I say that entirely from an adult's perspective: for all I know, actual children out in the world would find this maddeningly slow and low-impact, and that's part of why it has almost completely disappeared from any kind of cultural dialogue in less than a decade - hell, less than a couple of years. But it can be nice to watching something that pursues quiet and simplicity as a distinctive choice and not just a fallback from laziness - this is an immensely well-crafted movie, especially as a piece of animation, including use of color and and light that absolutely shame Disney's traditional animation death rattle from the handful of years preceding. Not, I hasten to point out, the actual character animation; the humans in the film are so simple that they start to lose definition. Nor in the effects, which are satisfactory without being terribly far-reaching or complicated (there are aerial shots of the crowded city that look several years behind the technological curve). But it's a beautiful movie in pastel and primary tones, with everything feeling covered by an almost indecipherable layer of fuzz. This, for example, is the ending position of the film's opening shot, and our first good look at the protagonist:

As opening mission statements go, that's a pretty clear one: you are about to embark on a movie that goes just a lightly diffuse as it hits your eyes, where nothing is indistinct, but even less so is anything particularly sharp. Also, the main character is boundlessly happy, like, always.

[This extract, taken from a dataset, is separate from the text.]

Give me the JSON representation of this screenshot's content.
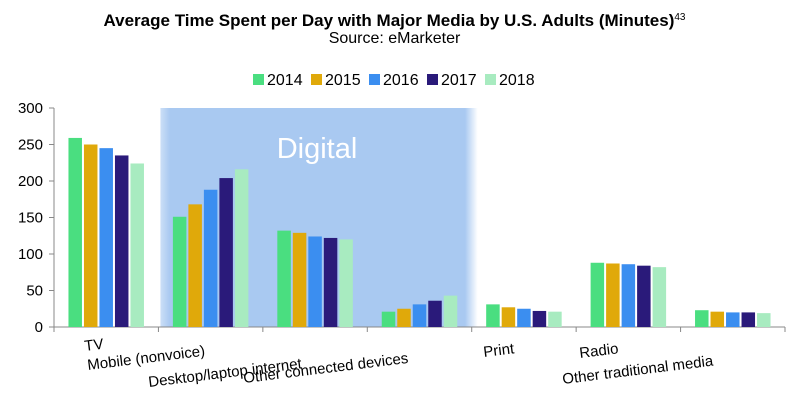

The results aren't perfect; owing mainly to a George-less first act (after an opening scene that functions as a prologue) that takes too much time being goofy and shrill about setting up the plot and human characters, all of whom are some kind of stereotype, but only sometimes obvious or reductive ones. The fate of a museum is a fine plot hook, but it didn't need to be set up in such detail, or with so much concern over Ted's whole deal. And the voices don't, in general, fit the faces - Ferrell disappears into his part, but Van Dyke, Barrymore, and Eugene Levy all significantly do not, and the presence of their characters tends to upset the movie's low key energy.

And really, the storytelling throughout is kind of strained: the movie constantly pulls itself between the states of "this is sweet and gentle and just about being in the moment" and "look at the gimcracks and silliness!", and the more it forgets about that damn parking garage, and the more it just watches Ted and George interacting, the more rewarding it is. So overall it's a touch lumpy, unsure of how patient it can honestly expect its audience to be; but it absolutely never panders, and it's lovely to look at for literally every frame of its running time, even with the "eh" level of the CG elements. I'm not sure if it deserves to be the childhood classic that it surely never shall become, but it's nice to have something this sincere and comforting out in the world, to be enjoyed by whatever small and self-selecting audience has the good fortune to stumble across it.